O livro Correspondência Goethe /
Schiller, (editora Hedra, 2010, 248 páginas) reúne, como indica o título, as cartas
trocadas entre Johann Wolfgang von Goethe e Johann Cristoph Friedrich von
Schiller, no período que compreende os anos de 1794 a 1803. Com tradução para o
português por Claudia Cavalcanti, a correspondência trocada entre as duas
importantes figuras do pensamento e da arte alemães se desenvolve em torno de
temáticas de cunho filosófico e estético, tendo em grande parte como objeto de
análise crítica as obras dos próprios autores das cartas.
Assim, a leitura das cartas selecionadas no
livro permite um trajeto pelo momento de concepção de algumas das mais
marcantes criações de Goethe e de Schiller.
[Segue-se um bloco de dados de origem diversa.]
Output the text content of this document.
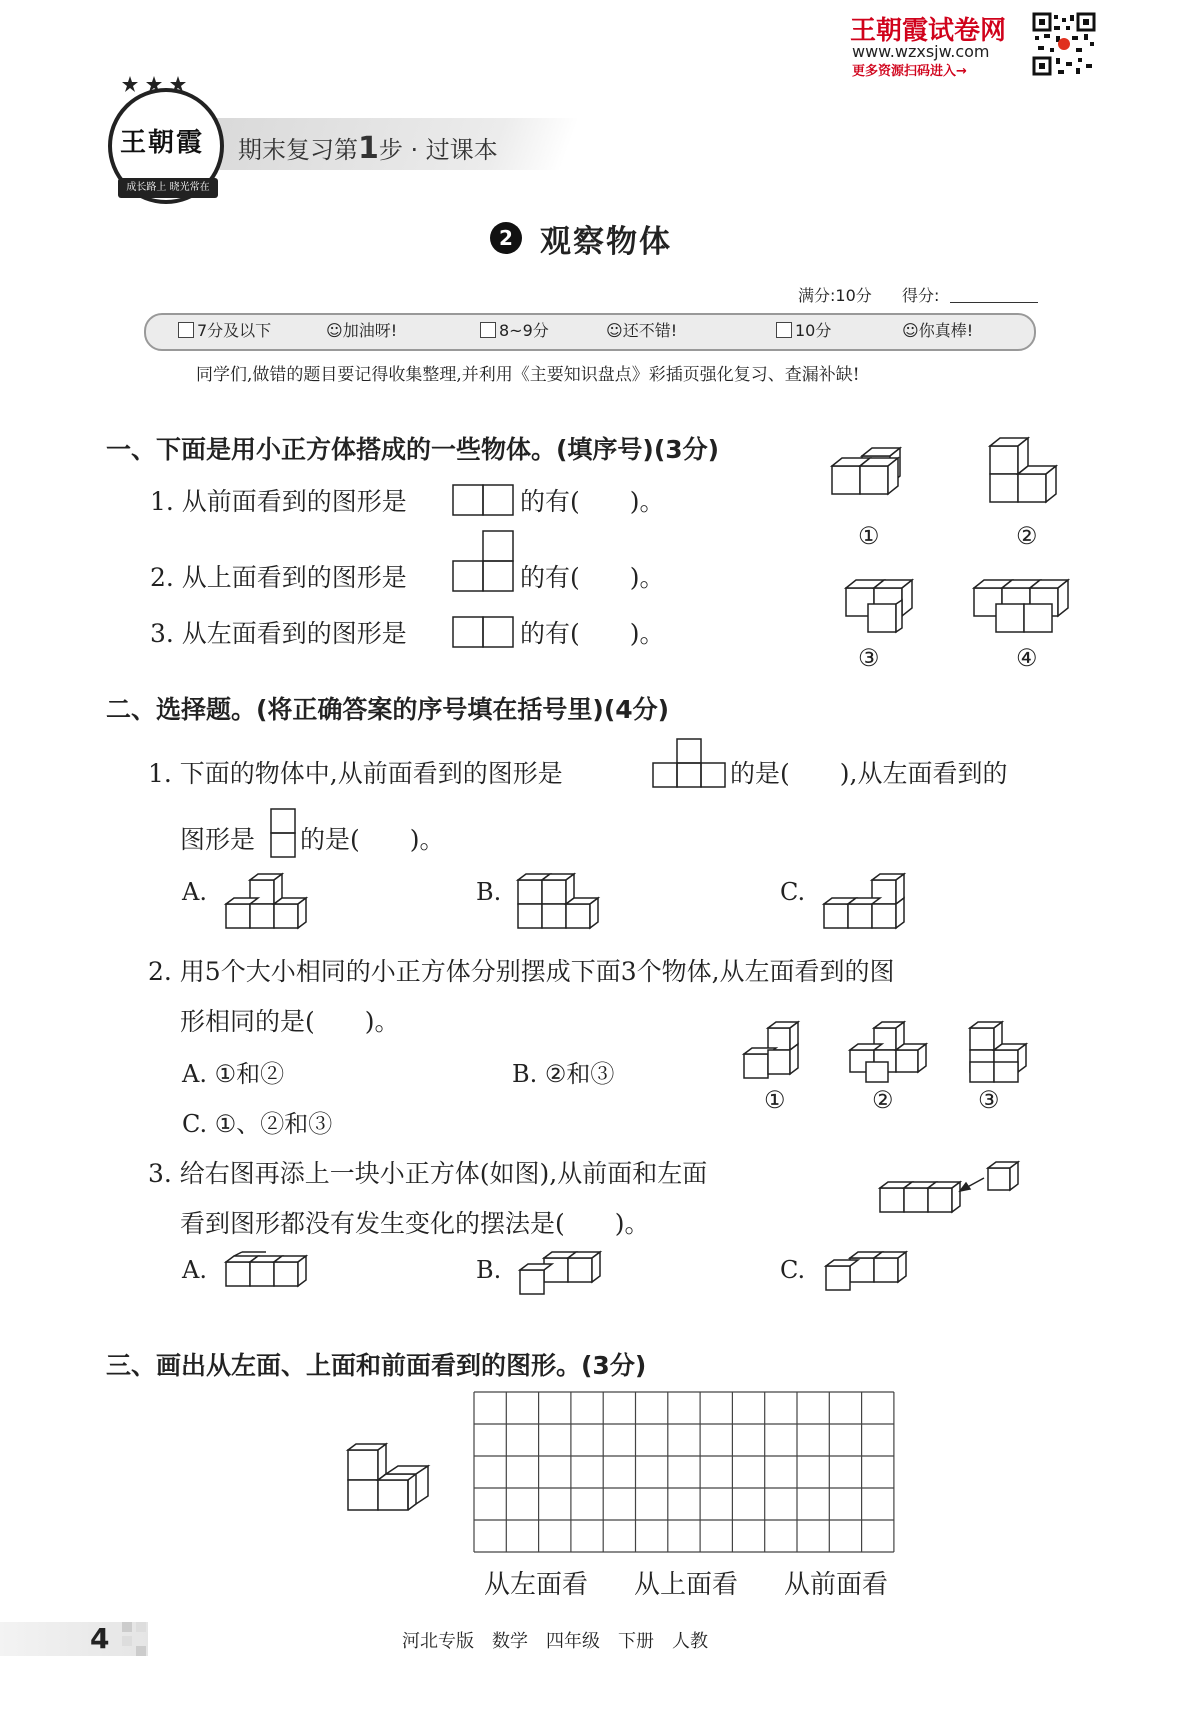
王朝霞试卷网
www.wzxsjw.com
更多资源扫码进入→
期末复习第1步 · 过课本
王朝霞
成长路上 晓光常在
2 观察物体
满分:10分 得分:
7分及以下	☺加油呀!	8~9分	☺还不错!	10分	☺你真棒!
同学们,做错的题目要记得收集整理,并利用《主要知识盘点》彩插页强化复习、查漏补缺!
一、下面是用小正方体搭成的一些物体。(填序号)(3分)
1. 从前面看到的图形是	的有(　　)。
2. 从上面看到的图形是	的有(　　)。
3. 从左面看到的图形是	的有(　　)。
①	②
③	④
二、选择题。(将正确答案的序号填在括号里)(4分)
1. 下面的物体中,从前面看到的图形是	的是(　　),从左面看到的
图形是 的是(　　)。
A.	B.	C.
2. 用5个大小相同的小正方体分别摆成下面3个物体,从左面看到的图
形相同的是(　　)。
A. ①和②	B. ②和③
C. ①、②和③
①	②	③
3. 给右图再添上一块小正方体(如图),从前面和左面
看到图形都没有发生变化的摆法是(　　)。
A.	B.	C.
三、画出从左面、上面和前面看到的图形。(3分)
从左面看 从上面看 从前面看
4	河北专版　数学　四年级　下册　人教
Acompanhamos, por exemplo, os
esforços e cuidados acerca da finalização do romance de formação goethiano Os
anos de aprendizado de Wilhelm Meister, quando Schiller não poupa esforços e
demorada atenção para dissertar acerca dos acertos já alcançados pela narrativa
de Goethe, ou ainda, sobre os pontos que podem ser mais trabalhados pelo autor.
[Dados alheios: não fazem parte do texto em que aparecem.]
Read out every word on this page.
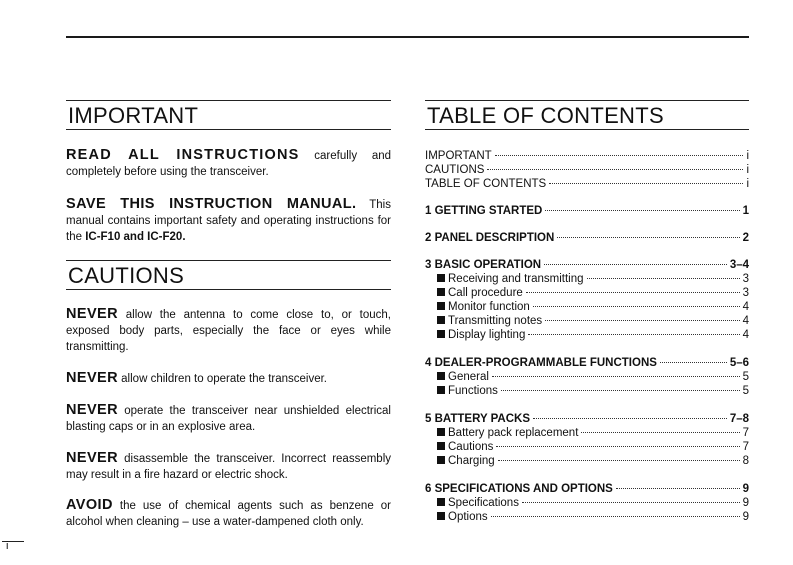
IMPORTANT

READ ALL INSTRUCTIONS carefully and completely before using the transceiver.

SAVE THIS INSTRUCTION MANUAL. This manual contains important safety and operating instructions for the IC-F10 and IC-F20.

CAUTIONS

NEVER allow the antenna to come close to, or touch, exposed body parts, especially the face or eyes while transmitting.

NEVER allow children to operate the transceiver.

NEVER operate the transceiver near unshielded electrical blasting caps or in an explosive area.

NEVER disassemble the transceiver. Incorrect reassembly may result in a fire hazard or electric shock.

AVOID the use of chemical agents such as benzene or alcohol when cleaning – use a water-dampened cloth only.

TABLE OF CONTENTS
IMPORTANT	i
CAUTIONS	i
TABLE OF CONTENTS	i
1 GETTING STARTED	1
2 PANEL DESCRIPTION	2
3 BASIC OPERATION	3–4
Receiving and transmitting	3
Call procedure	3
Monitor function	4
Transmitting notes	4
Display lighting	4
4 DEALER-PROGRAMMABLE FUNCTIONS	5–6
General	5
Functions	5
5 BATTERY PACKS	7–8
Battery pack replacement	7
Cautions	7
Charging	8
6 SPECIFICATIONS AND OPTIONS	9
Specifications	9
Options	9
i
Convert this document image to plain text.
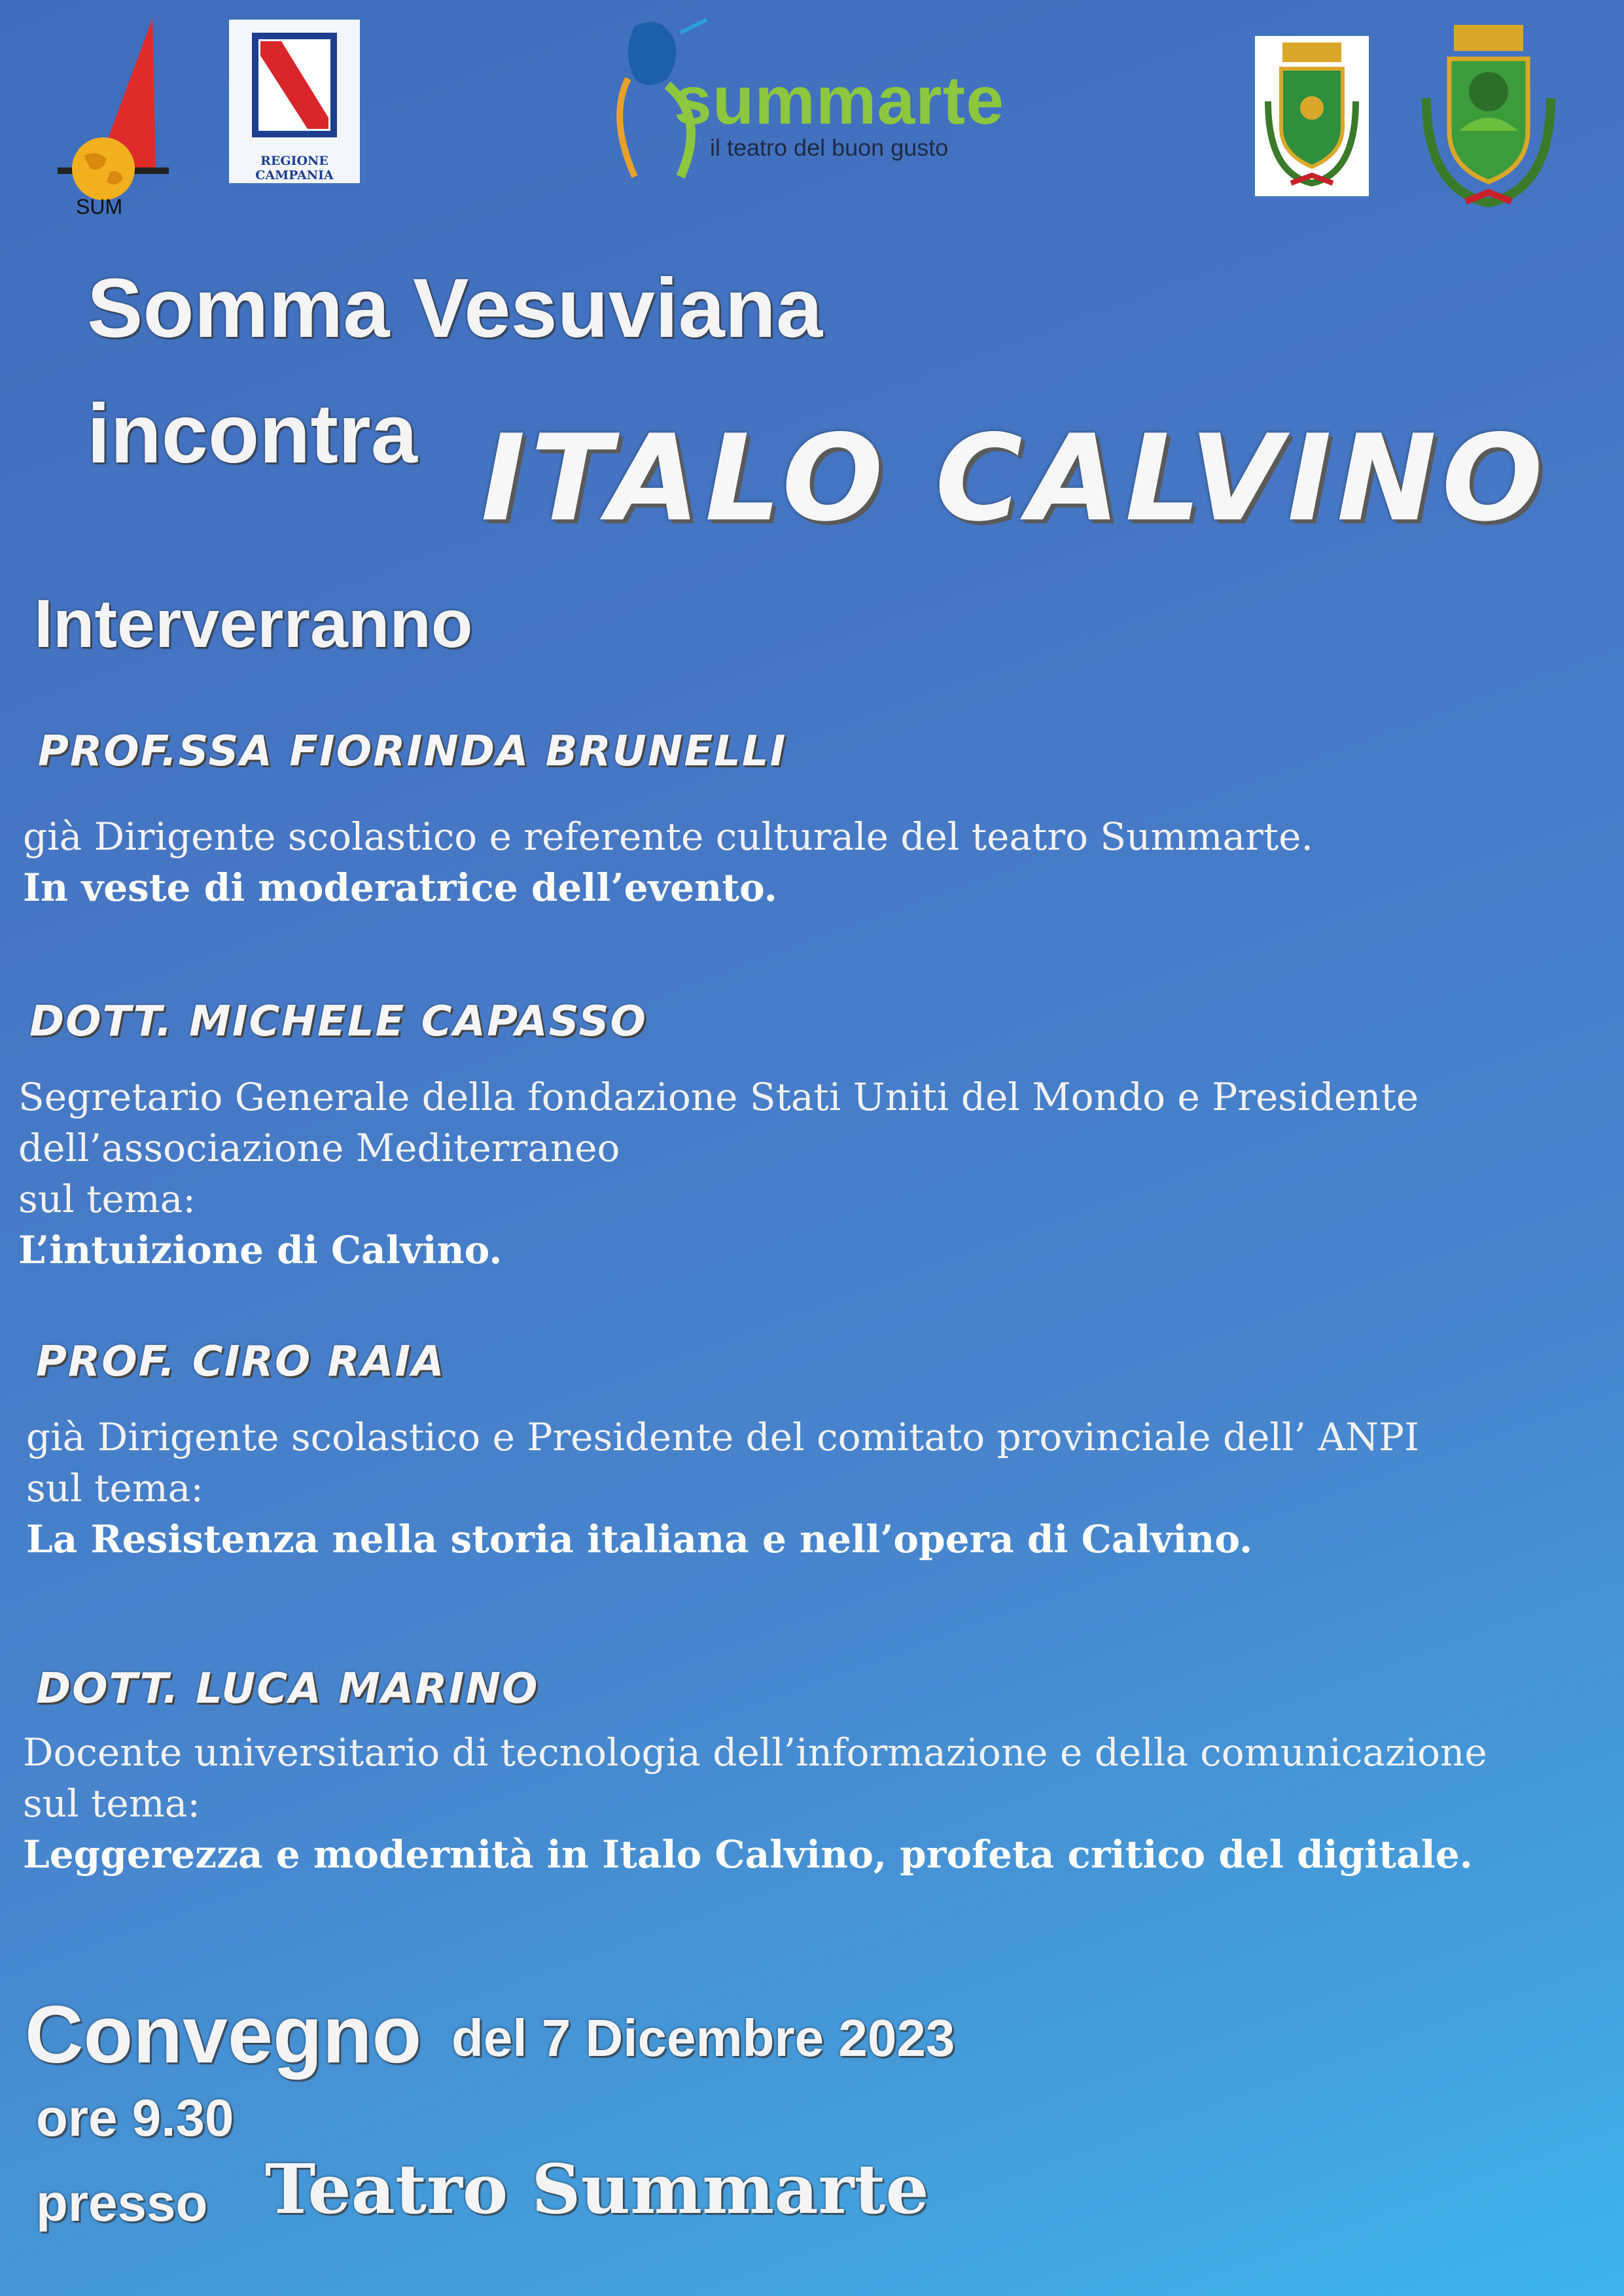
SUM
REGIONE CAMPANIA
summarte
il teatro del buon gusto
Somma Vesuviana
incontra ITALO CALVINO
Interverranno
PROF.SSA FIORINDA BRUNELLI
già Dirigente scolastico e referente culturale del teatro Summarte.
In veste di moderatrice dell’evento.
DOTT. MICHELE CAPASSO
Segretario Generale della fondazione Stati Uniti del Mondo e Presidente
dell’associazione Mediterraneo
sul tema:
L’intuizione di Calvino.
PROF. CIRO RAIA
già Dirigente scolastico e Presidente del comitato provinciale dell’ ANPI
sul tema:
La Resistenza nella storia italiana e nell’opera di Calvino.
DOTT. LUCA MARINO
Docente universitario di tecnologia dell’informazione e della comunicazione
sul tema:
Leggerezza e modernità in Italo Calvino, profeta critico del digitale.
Convegno del 7 Dicembre 2023
ore 9.30
presso Teatro Summarte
Do mesmo modo, observamos o claro incentivo à criação entre ambos os autores
das cartas, principalmente quando Goethe felicita Schiller pelo seu recente retorno
à escrita de seu drama Wallenstein, estimulando-o a prosseguir escrevendo;
como também quando Schiller incentiva Goethe a voltar a trabalhar em seu
Fausto obra que, como sabemos, é de fundamental importância na bibliografia
deste último. Desse modo, a correspondência vai se desdobrando em certo tom de
aconselhamento amigável e sadio, que parece visar a um único fim: o aperfeiçoamento
dos traços estéticos das obras de seus respectivos autores, em uma comunhão de
pensamento que também as sustente.
A cada nova reflexão trazida por um dos
autores, também é possível notar e vivenciar as preocupações acerca das
questões concernentes às propriedades específicas de cada gênero literário. Em
especial, na Correspondência Goethe / Schiller, há de se notar a ênfase
dada por Goethe e Schiller à tragédia e à epopeia. Nesse sentido, a referência
às obras da Antiguidade é recorrente ao longo das cartas trocadas, como modo de
nortear o que há de fundamental em cada um dos referidos gêneros literários.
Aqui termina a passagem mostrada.